The cannonball had shattered his ambitions for military glory and courtly honor. It was an experience of broken dreams and hopes. Trauma inevitably brings about crisis. But Iñigo didn’t dwell on his loss and was not defined by that crisis. Instead, he responded to an interior calling to a new way of being and serving.
All of us can name key experiences – positive as well as negative ones – which we think of as the moment when the course of our lives changed. Yet people are more than the sum of those experiences. While the cannonball moment was indeed significant, it goes nowhere near summing up Ignatius the man, nor why that life might be important for us. There is more – far, far more – that deserves our keen attention.
His life between Pamplona and the papal approval of the Society of Jesus in 1540 is sketched out in his “Autobiography,” a short document which is at times frustratingly short of details. What is abundantly evident, however, is that Ignatius had many more times of conversion, including his year spent in a cave at Manresa and his pilgrimage to the Holy Land and important mystical experiences, including at La Storta, outside Rome.
Ignatius referred to himself as “the pilgrim,” i.e. someone on a journey. After his physical, psychological crisis he embarked on a lifelong journey of searching and discovering. Ignatius learned by experience for himself that God is interested and involved in the minutiae of our lives – the humdrum as well as the highs and lows. Many of us will be familiar with the Ignatian phrase “finding God in all things.” In fact, Ignatius’ own words are subtly different: buscar y hallar la voluntad de Dios en todo – a seeking and finding what God wants, in everything we do.
The seeking part is as important as finding. Seeking and discovering God’s will in all things involves free and loving communication. This is a two-way relationship. By refining how we perceive God acting in and around us, we can find purpose, meaning, and direction.
Ignatius spent the last 16 years of his life in Rome at a “desk job.” Among his many tasks was writing the Constitutions of the Society of Jesus. This substantial work is fundamental to understanding what Ignatius intended the Jesuits and the schools and colleges they founded to be and to accomplish. Yet it is relatively unfamiliar reading, even among Jesuits.
Far more than a dry legal text or a book on spirituality, the Constitutions show a mind that was both visionary and pragmatic, inspired by a great ideal while also being fully aware of the importance of small and apparently minor details. They are the fruit of Ignatius’ deep belief that the Society of Jesus existed because God wanted it to exist. The Constitutions define the mission and identity of the Jesuits and illuminate the purpose of Jesuit institutions: everything is for God’s glory, and our fundamental option should be for whatever makes that glory even greater.

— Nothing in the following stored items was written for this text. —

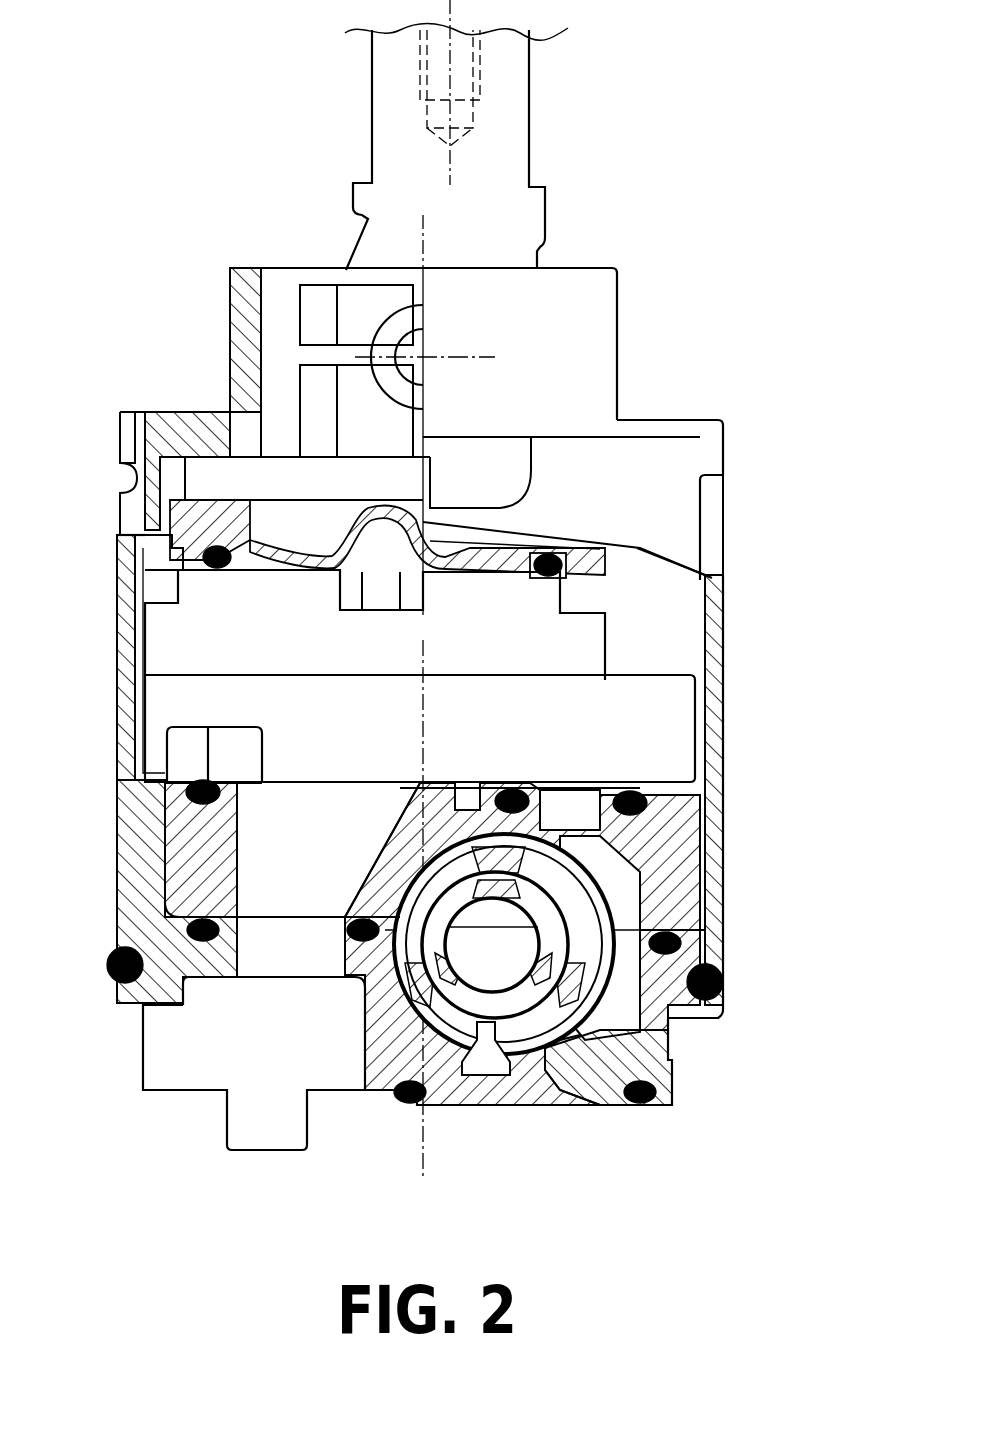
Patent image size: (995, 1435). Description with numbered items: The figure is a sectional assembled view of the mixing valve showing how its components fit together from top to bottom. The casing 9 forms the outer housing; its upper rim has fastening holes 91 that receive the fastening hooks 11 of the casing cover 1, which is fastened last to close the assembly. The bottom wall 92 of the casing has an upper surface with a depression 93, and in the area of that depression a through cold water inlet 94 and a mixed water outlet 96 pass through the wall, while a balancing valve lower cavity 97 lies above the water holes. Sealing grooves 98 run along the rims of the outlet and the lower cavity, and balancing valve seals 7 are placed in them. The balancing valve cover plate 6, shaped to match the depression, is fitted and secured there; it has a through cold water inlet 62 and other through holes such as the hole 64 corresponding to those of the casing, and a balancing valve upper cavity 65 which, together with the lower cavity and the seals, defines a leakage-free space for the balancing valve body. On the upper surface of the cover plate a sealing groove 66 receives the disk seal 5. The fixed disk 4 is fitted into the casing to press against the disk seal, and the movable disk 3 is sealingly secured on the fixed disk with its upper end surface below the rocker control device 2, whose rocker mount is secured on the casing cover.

The rocker control device 2 is at (283, 147).
The casing cover 1 is at (229, 356).
The fastening hooks 11 is at (129, 522).
The fastening holes 91 is at (116, 527).
The movable disk 3 is at (190, 623).
The fixed disk 4 is at (622, 705).
The through hole 64 is at (307, 832).
The casing 9 is at (118, 700).
The depression 93 is at (173, 853).
The balancing valve cover plate 6 is at (680, 866).
The disk seal 5 is at (514, 790).
The balancing valve upper cavity 65 is at (452, 835).
The sealing groove 66 is at (560, 790).
The cold water inlet 62 is at (700, 910).
The balancing valve seals 7 is at (354, 922).
The cold water inlet 94 is at (545, 1086).
The mixed water outlet 96 is at (276, 953).
The sealing grooves 98 is at (354, 950).
The balancing valve lower cavity 97 is at (364, 1098).
The bottom wall 92 is at (155, 1004).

The dramatic ups and downs of Ignatius’ life are certainly impressive. But his undramatic, long-term dedication to his calling, and his consistent, day-in, day-out refusal to be distracted are just as important. The Constitutions call for clarity, honesty, and long-haul fidelity. We inhabit a time and culture in which commitment is a scarce commodity; being distracted is for many of us increasingly our default position. Ignatius’ desire to know and do the will of God as the guiding principle of life offers a radical and life-affirming alternative.